This cover, published by Soho Press, features SJ Sindu’s “Gods with Blue Skin”. (Soho Press via AP)
This cover, published by Soho Press, features SJ Sindu’s “Gods with Blue Skin”. (Soho Press via AP)
“Gods with Blue Skin” by S.J. Sindu (Soho Press)
Kalki Sami has blue skin. He is the incarnation of Vishnu and an exact copy of Rama. He has the power to heal. But when his cousin Lakshman begins to doubt Kalki’s piety, Kalki also begins to doubt his powers. As the world of Kalki expands beyond the ashram and India, the immaculately structured future before it begins to crumble.
“Blue-Skinned Gods” SJ Sindu follows Kalki through childhood and up to his 20s. Told in the first person, the story is interspersed with deviations from his imaginary present as a full-fledged adult, with the benefit of hindsight. The result is a child who thinks of himself as a god, an adult who knows best, and the reader has room to sympathize with both. Sindu leaves Kalki’s ultimate blame for his father’s religious exploitation to the discretion of interpretation.
Gods with Blue Skin is divided into four books. Each book is named after a person that Kalki will somehow lose by the end. This pattern manifests itself quickly, expanding just enough to heighten tension and drama without giving away too much of the plot.
The twists and turns of the novel become more frequent with each book, right down to the last page and final twist.

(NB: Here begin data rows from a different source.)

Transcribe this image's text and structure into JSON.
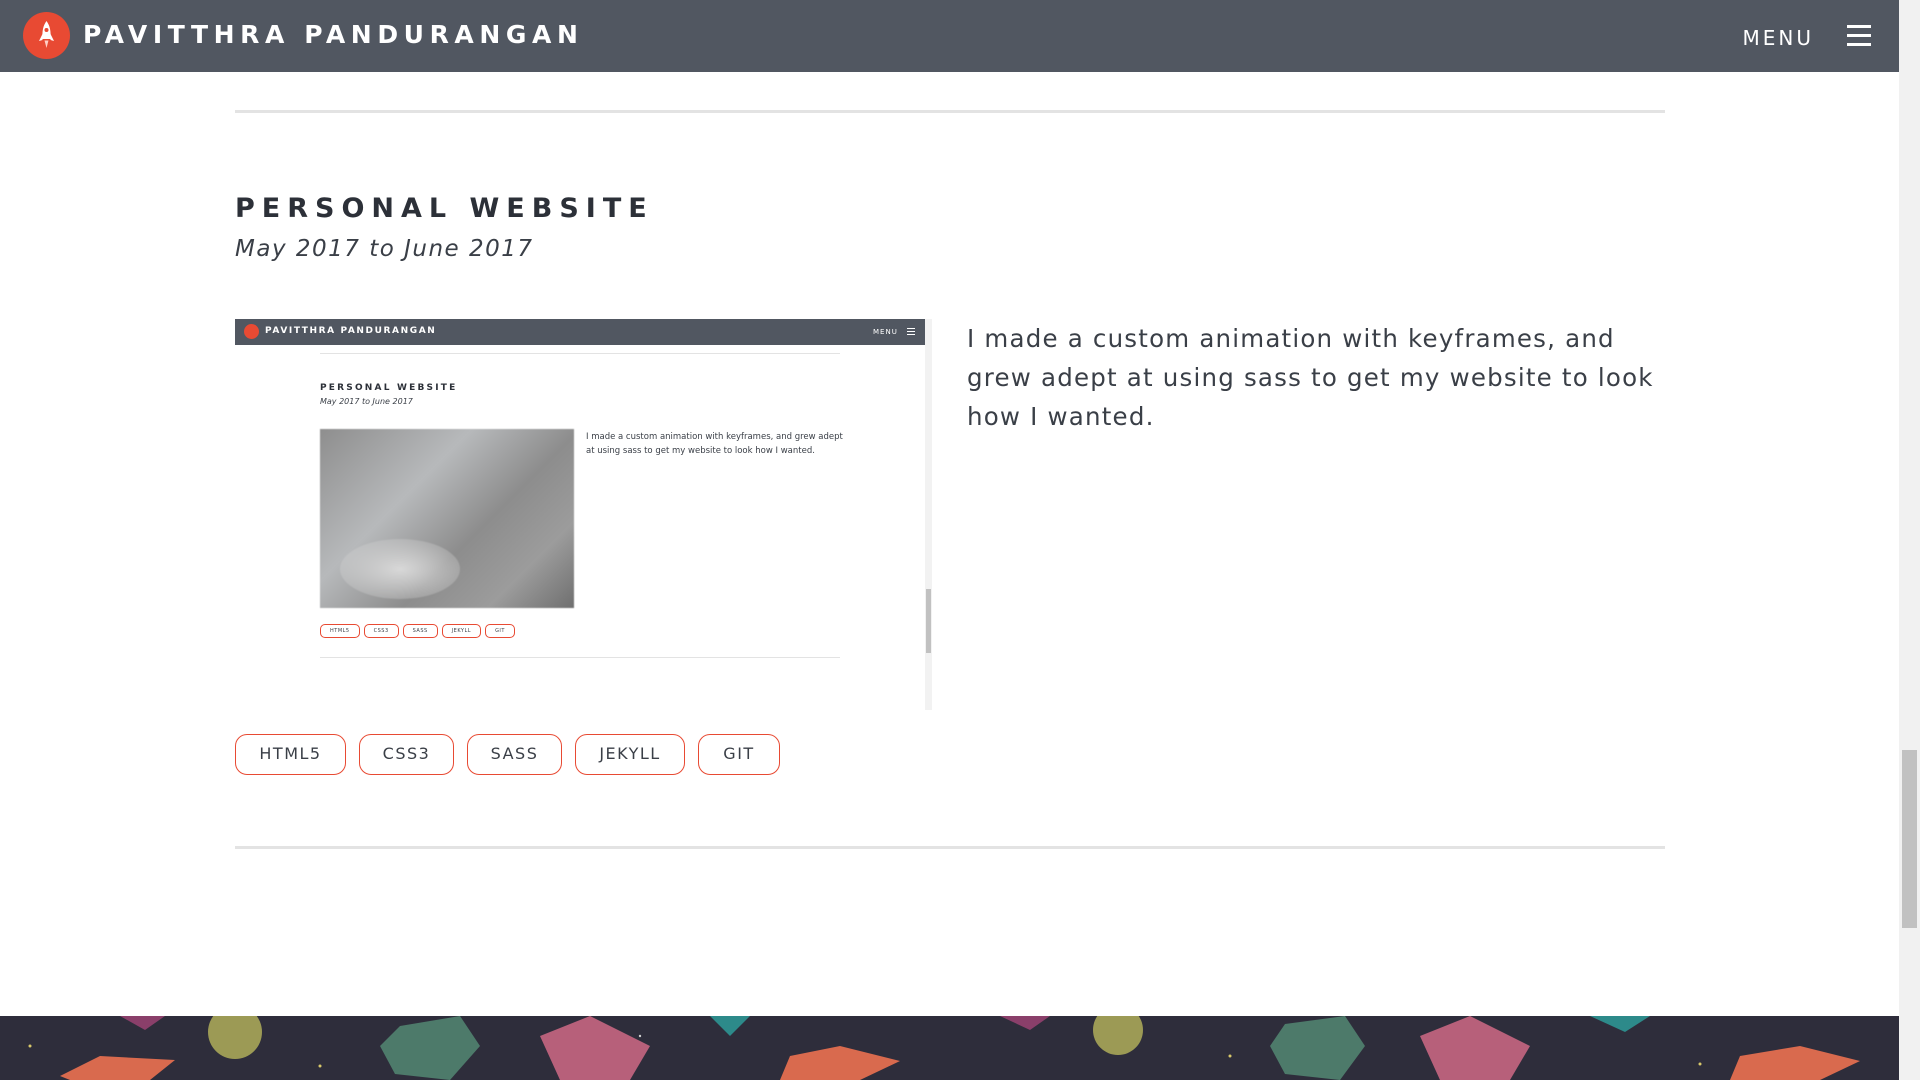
{
  "header": {
    "brand": "PAVITTHRA PANDURANGAN",
    "menu_label": "MENU"
  },
  "project": {
    "title": "PERSONAL WEBSITE",
    "dates": "May 2017 to June 2017",
    "description": "I made a custom animation with keyframes, and grew adept at using sass to get my website to look how I wanted.",
    "tags": [
      "HTML5",
      "CSS3",
      "SASS",
      "JEKYLL",
      "GIT"
    ]
  },
  "preview": {
    "brand": "PAVITTHRA PANDURANGAN",
    "menu_label": "MENU",
    "title": "PERSONAL WEBSITE",
    "dates": "May 2017 to June 2017",
    "description": "I made a custom animation with keyframes, and grew adept at using sass to get my website to look how I wanted.",
    "tags": [
      "HTML5",
      "CSS3",
      "SASS",
      "JEKYLL",
      "GIT"
    ]
  },
  "colors": {
    "navbar": "#515761",
    "accent": "#e84a33",
    "footer": "#2e2d3b"
  },
  "icons": {
    "logo": "rocket-icon",
    "menu": "hamburger-menu-icon"
  }
}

Sindu’s applied cultural knowledge and careful character construction make each surprise believable, but not predictable. There is an explanation for every oddity, and social problems that were not solved in childhood return to the thoughts of the older and wiser Kalki.
On a linear timeline, Gods with Blue Skin does not end at the end; the end is tucked in somewhere near the beginning. Conflicts abound in the novel, but Shindu reveals which one had the most weight in the last sentence. While the ending is punchy and harsh, it delivers determination and clarity.